In the Garden Room, patrons learn about the events that transpired in the Garden of Eden. This includes: Adam and Eve’s introduction to the Garden of Eden and the commandments given to them by Heavenly Father and Jesus; what their life was like during that time; Lucifer tempting Adam, then Eve, with the fruit from the Tree of Knowledge of Good and Evil; The Fall and and its reasons and consequences; and Adam and Eve's subsequent expulsion from Eden. In connection with The Fall, patrons also learn about hope through Heavenly Father's Plan of Redemption, and the role of Jesus Christ as Savior of the World.
In the Garden Room and other temple ordinance rooms, patrons make covenants with Heavenly Father and Jesus under the direction of the holy priesthood. In this room, patrons make covenants to keep and obey God’s commandments, laws, and gospel principles. Since a covenant is a two-way agreement, there are corresponding blessings that are promised for honoring these covenants. These include the blessings of salvation and returning to live with God The Father and Jesus.

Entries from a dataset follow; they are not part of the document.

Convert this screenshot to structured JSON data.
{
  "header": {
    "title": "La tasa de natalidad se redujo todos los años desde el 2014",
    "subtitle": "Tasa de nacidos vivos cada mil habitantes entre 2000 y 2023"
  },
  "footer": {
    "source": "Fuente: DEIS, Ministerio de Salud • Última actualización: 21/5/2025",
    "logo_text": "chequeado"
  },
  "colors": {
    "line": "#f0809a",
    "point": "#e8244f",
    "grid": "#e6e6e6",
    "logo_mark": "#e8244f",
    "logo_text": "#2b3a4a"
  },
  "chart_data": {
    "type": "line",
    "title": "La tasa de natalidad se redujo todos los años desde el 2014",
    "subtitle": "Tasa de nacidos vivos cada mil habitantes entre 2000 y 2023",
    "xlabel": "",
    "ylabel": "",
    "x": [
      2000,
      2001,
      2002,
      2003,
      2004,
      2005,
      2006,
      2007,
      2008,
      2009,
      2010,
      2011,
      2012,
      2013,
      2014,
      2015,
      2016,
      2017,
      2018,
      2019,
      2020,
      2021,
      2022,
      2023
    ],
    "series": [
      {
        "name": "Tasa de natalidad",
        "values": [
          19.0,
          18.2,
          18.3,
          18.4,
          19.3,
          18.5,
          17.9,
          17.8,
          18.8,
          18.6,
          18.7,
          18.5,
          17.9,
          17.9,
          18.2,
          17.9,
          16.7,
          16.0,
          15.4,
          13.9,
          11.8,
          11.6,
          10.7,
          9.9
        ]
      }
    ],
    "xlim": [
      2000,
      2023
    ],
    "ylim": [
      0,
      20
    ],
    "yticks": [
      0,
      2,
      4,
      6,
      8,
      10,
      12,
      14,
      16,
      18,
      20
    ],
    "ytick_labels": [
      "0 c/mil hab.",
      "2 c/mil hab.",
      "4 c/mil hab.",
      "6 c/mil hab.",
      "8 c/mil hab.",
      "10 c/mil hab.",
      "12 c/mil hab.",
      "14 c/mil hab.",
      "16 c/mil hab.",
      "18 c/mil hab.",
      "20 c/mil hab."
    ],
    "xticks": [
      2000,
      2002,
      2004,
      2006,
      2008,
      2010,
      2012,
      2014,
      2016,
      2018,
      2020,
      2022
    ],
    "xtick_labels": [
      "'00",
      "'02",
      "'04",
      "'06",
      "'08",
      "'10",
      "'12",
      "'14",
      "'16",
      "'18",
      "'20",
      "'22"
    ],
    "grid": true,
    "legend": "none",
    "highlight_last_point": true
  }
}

The Salt Lake Temple is an example of one of 12 temples that were built with the four-room progressive style design. The progressive style entailed patrons ascending from room to room (as this tour is illustrating) as a metaphor that teaches the gospel principles of redemption and ascension to God through His Son, Jesus Christ. When the Salt Lake Temple was first built the Garden Room was filled with real plants and foliage that were cultivated in a greenhouse that was adjacent to the Garden Room. Temple patrons would walk through the greenhouse annex to give them feeling of walking through a real garden. The entrance to the greenhouse was through the curtained archways at the front of the Garden Room. The temple greenhouse was removed in the 1940's.